With a large Wallaby contingent toughing it out in the UK, the rest of the Super Rugby AU-champion squad were battling their way through an intense three-day camp at the notorious Kokoda Army Barracks training facility at Canungra.
The site has become a favourite of coach Brad Thorn, adopting a similar approach in 2018 ahead of his rookie season.
As they sought to test their mental and physical fortitude, the experience saw a number of their young recruits step up and show leadership qualities beyond their years according to Corporal Wilson Purdue, headlined by highly-touted flyhalves Tom Lynagh and Spencer Jeans.
“We’ve seen some standout players, especially the new junior boys coming on in Spencer Jeans and Tommy Lynagh. They really stood out along with Seru Uru, really good composure throughout the 48 hours taking lead and charge,” Purdue told media last week.
“(Lawson) Creighton was also a standout, very good player…I was very surprised with some of the leadership aspects of the junior players, it was almost you’d expect them to be in a couple of years in a leadership role.
“…They started out unsure of what they were doing, a couple of guys had done stuff like this before so they knew what to expect. At the start, you see guys go a bit gung-ho because they are unsure of how long to expect but the middle and deep periods of the night is where we saw people start to show some of their true colours and attributes.
“Hearing all the guys go through the confidence course and get behind each other is a real team-building experience and I really hope they’ve taken a lot out of it."
The Reds late-game fight and toughness was a hallmark of their success last year.
In all three games against their main title rivals Brumbies, they would deep dig and find ways to steal victory with just seconds remaining, culminating with an after-the-siren victory during the Grand Final.
After a disappointing Trans-Tasman campaign, the players were eager to solidify their bond and fitness as they look to push for the inaugural Super Rugby Pacific title.

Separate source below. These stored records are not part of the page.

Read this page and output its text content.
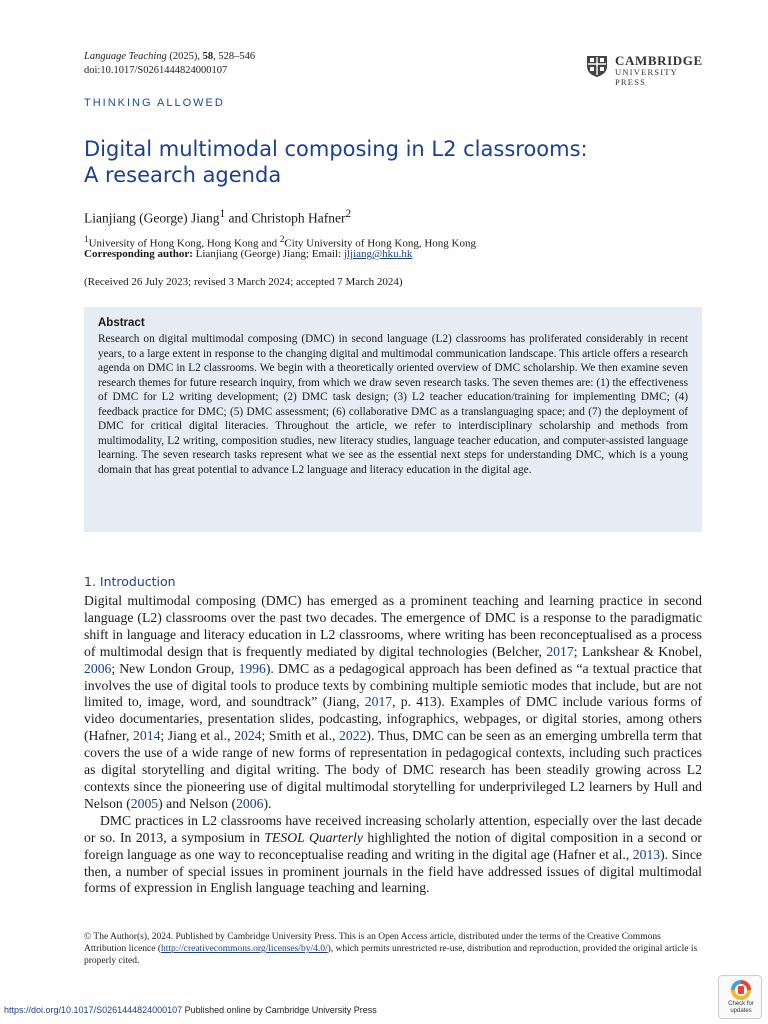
Language Teaching (2025), 58, 528–546
doi:10.1017/S0261444824000107
CAMBRIDGE
UNIVERSITY PRESS
THINKING ALLOWED
Digital multimodal composing in L2 classrooms:
A research agenda
Lianjiang (George) Jiang$^1$ and Christoph Hafner$^2$
$^1$University of Hong Kong, Hong Kong and $^2$City University of Hong Kong, Hong Kong
Corresponding author: Lianjiang (George) Jiang; Email: jljiang@hku.hk
(Received 26 July 2023; revised 3 March 2024; accepted 7 March 2024)
Abstract
Research on digital multimodal composing (DMC) in second language (L2) classrooms has proliferated considerably in recent years, to a large extent in response to the changing digital and multimodal communication landscape. This article offers a research agenda on DMC in L2 classrooms. We begin with a theoretically oriented overview of DMC scholarship. We then examine seven research themes for future research inquiry, from which we draw seven research tasks. The seven themes are: (1) the effectiveness of DMC for L2 writing development; (2) DMC task design; (3) L2 teacher education/training for implementing DMC; (4) feedback practice for DMC; (5) DMC assessment; (6) collaborative DMC as a translanguaging space; and (7) the deployment of DMC for critical digital literacies. Throughout the article, we refer to interdisciplinary scholarship and methods from multimodality, L2 writing, composition studies, new literacy studies, language teacher education, and computer-assisted language learning. The seven research tasks represent what we see as the essential next steps for understanding DMC, which is a young domain that has great potential to advance L2 language and literacy education in the digital age.
1. Introduction

Digital multimodal composing (DMC) has emerged as a prominent teaching and learning practice in second language (L2) classrooms over the past two decades. The emergence of DMC is a response to the paradigmatic shift in language and literacy education in L2 classrooms, where writing has been reconceptualised as a process of multimodal design that is frequently mediated by digital technologies (Belcher, 2017; Lankshear & Knobel, 2006; New London Group, 1996). DMC as a pedagogical approach has been defined as “a textual practice that involves the use of digital tools to produce texts by combining multiple semiotic modes that include, but are not limited to, image, word, and soundtrack” (Jiang, 2017, p. 413). Examples of DMC include various forms of video documentaries, presentation slides, podcasting, infographics, webpages, or digital stories, among others (Hafner, 2014; Jiang et al., 2024; Smith et al., 2022). Thus, DMC can be seen as an emerging umbrella term that covers the use of a wide range of new forms of representation in pedagogical contexts, including such practices as digital storytelling and digital writing. The body of DMC research has been steadily growing across L2 contexts since the pioneering use of digital multimodal storytelling for underprivileged L2 learners by Hull and Nelson (2005) and Nelson (2006).

DMC practices in L2 classrooms have received increasing scholarly attention, especially over the last decade or so. In 2013, a symposium in TESOL Quarterly highlighted the notion of digital composition in a second or foreign language as one way to reconceptualise reading and writing in the digital age (Hafner et al., 2013). Since then, a number of special issues in prominent journals in the field have addressed issues of digital multimodal forms of expression in English language teaching and learning.

© The Author(s), 2024. Published by Cambridge University Press. This is an Open Access article, distributed under the terms of the Creative Commons Attribution licence (http://creativecommons.org/licenses/by/4.0/), which permits unrestricted re-use, distribution and reproduction, provided the original article is properly cited.
https://doi.org/10.1017/S0261444824000107 Published online by Cambridge University Press
Check for
updates
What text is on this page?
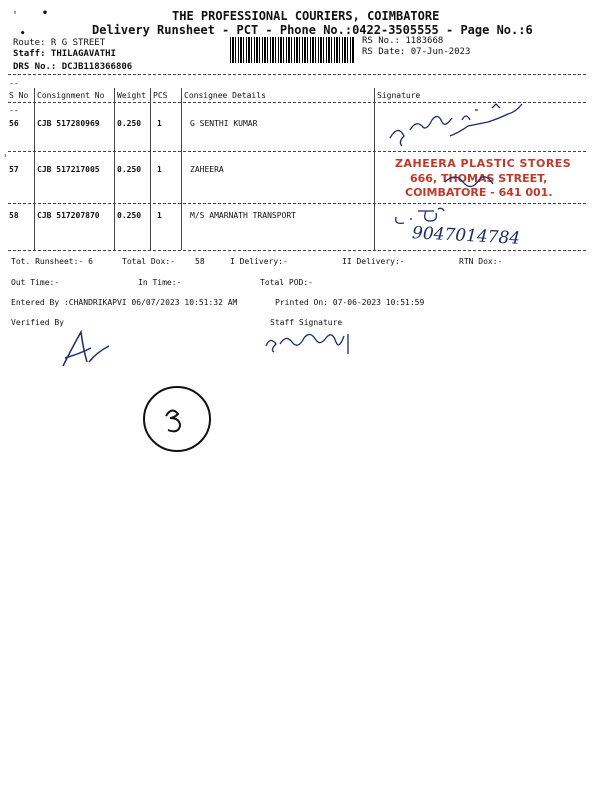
THE PROFESSIONAL COURIERS, COIMBATORE
Delivery Runsheet - PCT - Phone No.:0422-3505555 - Page No.:6
Route: R G STREET
Staff: THILAGAVATHI
DRS No.: DCJB118366806
RS No.: 1183668
RS Date: 07-Jun-2023
--
S No Consignment No Weight PCS Consignee Details	Signature
--
56 CJB 517280969 0.250 1	G SENTHI KUMAR
57 CJB 517217005 0.250 1	ZAHEERA
58 CJB 517207870 0.250 1	M/S AMARNATH TRANSPORT
ZAHEERA PLASTIC STORES
666, THOMAS STREET,
COIMBATORE - 641 001.
9047014784
Tot. Runsheet:- 6	Total Dox:-	58	I Delivery:-	II Delivery:-	RTN Dox:-
Out Time:-	In Time:-	Total POD:-
Entered By :CHANDRIKAPVI 06/07/2023 10:51:32 AM	Printed On: 07-06-2023 10:51:59
Verified By	Staff Signature
' •
•
'
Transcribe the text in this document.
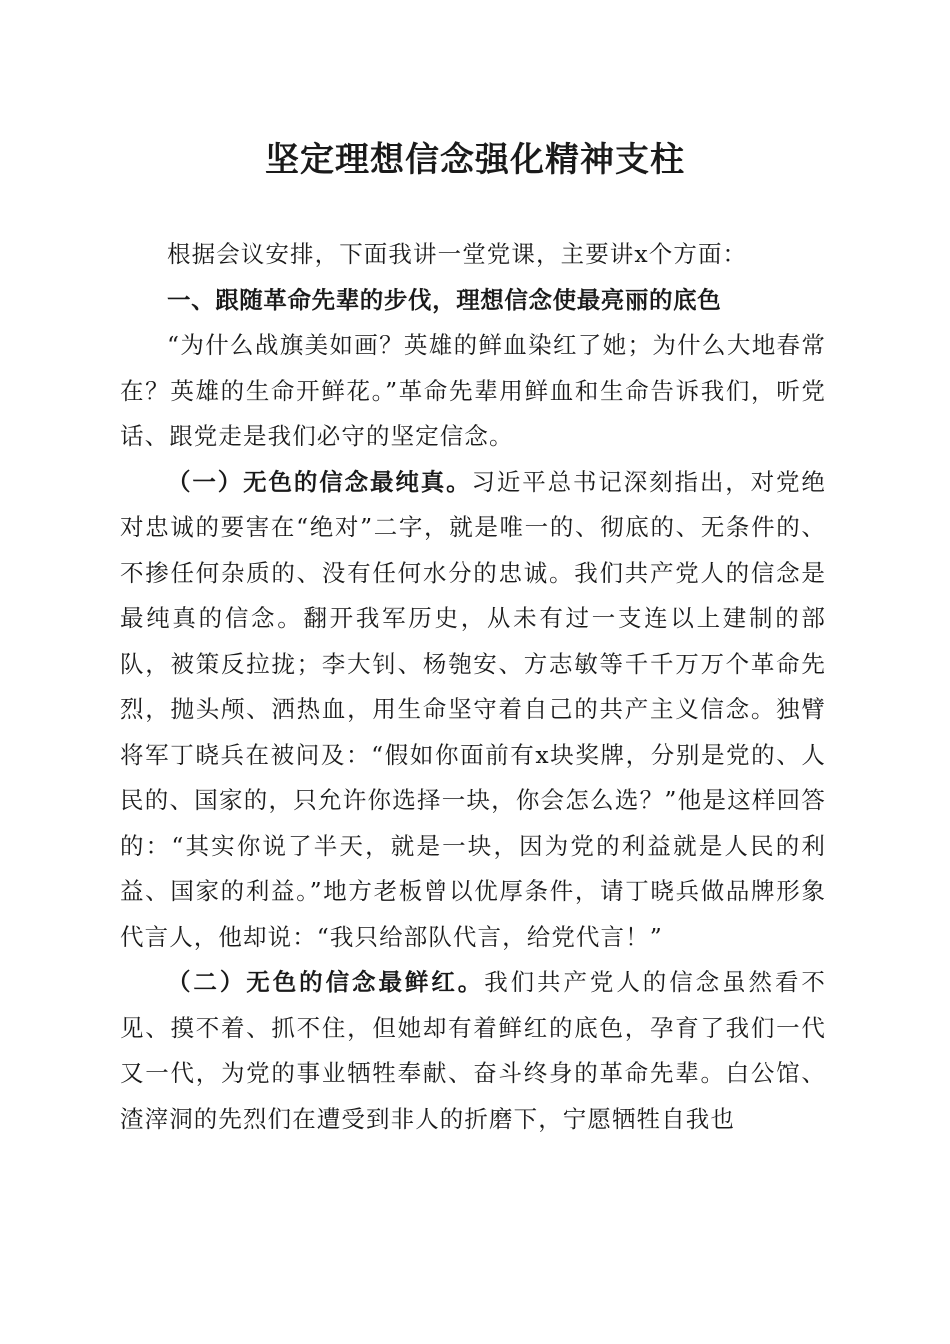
坚定理想信念强化精神支柱

根据会议安排，下面我讲一堂党课，主要讲x个方面：

一、跟随革命先辈的步伐，理想信念使最亮丽的底色

“为什么战旗美如画？英雄的鲜血染红了她；为什么大地春常在？英雄的生命开鲜花。”革命先辈用鲜血和生命告诉我们，听党话、跟党走是我们必守的坚定信念。

（一）无色的信念最纯真。习近平总书记深刻指出，对党绝对忠诚的要害在“绝对”二字，就是唯一的、彻底的、无条件的、不掺任何杂质的、没有任何水分的忠诚。我们共产党人的信念是最纯真的信念。翻开我军历史，从未有过一支连以上建制的部队，被策反拉拢；李大钊、杨匏安、方志敏等千千万万个革命先烈，抛头颅、洒热血，用生命坚守着自己的共产主义信念。独臂将军丁晓兵在被问及：“假如你面前有x块奖牌，分别是党的、人民的、国家的，只允许你选择一块，你会怎么选？”他是这样回答的：“其实你说了半天，就是一块，因为党的利益就是人民的利益、国家的利益。”地方老板曾以优厚条件，请丁晓兵做品牌形象代言人，他却说：“我只给部队代言，给党代言！”

（二）无色的信念最鲜红。我们共产党人的信念虽然看不见、摸不着、抓不住，但她却有着鲜红的底色，孕育了我们一代又一代，为党的事业牺牲奉献、奋斗终身的革命先辈。白公馆、渣滓洞的先烈们在遭受到非人的折磨下，宁愿牺牲自我也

“I think it’s going to draw us all together,” lock Ryan Smith said. “We were split into three different battalions and I had a few boys there that I hadn’t really spoken to but now that we’ve been chatting for three days, looking within to inspire each other to get through the hardships.
“(The experience) can do nothing but bring us tighter together. Even when you are tired, you got to push through and show up for your teammates. To pair the physical and mental side is massive (for us). When you have the 70th minute and a decision to throw a pass or hold it, you want to have mental clarity so to be able to practice things like that at this camp is going to be awesome for our Rugby."
“I think learning how to push when you think you have nothing left, we hadn’t slept for 40+ hours and you think at that point you out of trouble but when you get into the situation, you have to focus on your task and I think being task-orientated, we learnt plenty about when you might be hurting, shutting all that noise off and focusing on what’s to come,” fullback Mac Grealy added.
“When talking to officers, we’re able to translate that into our Rugby, doing obstacles where you don’t know how long it’s going to go so you just have to stay in the fight.”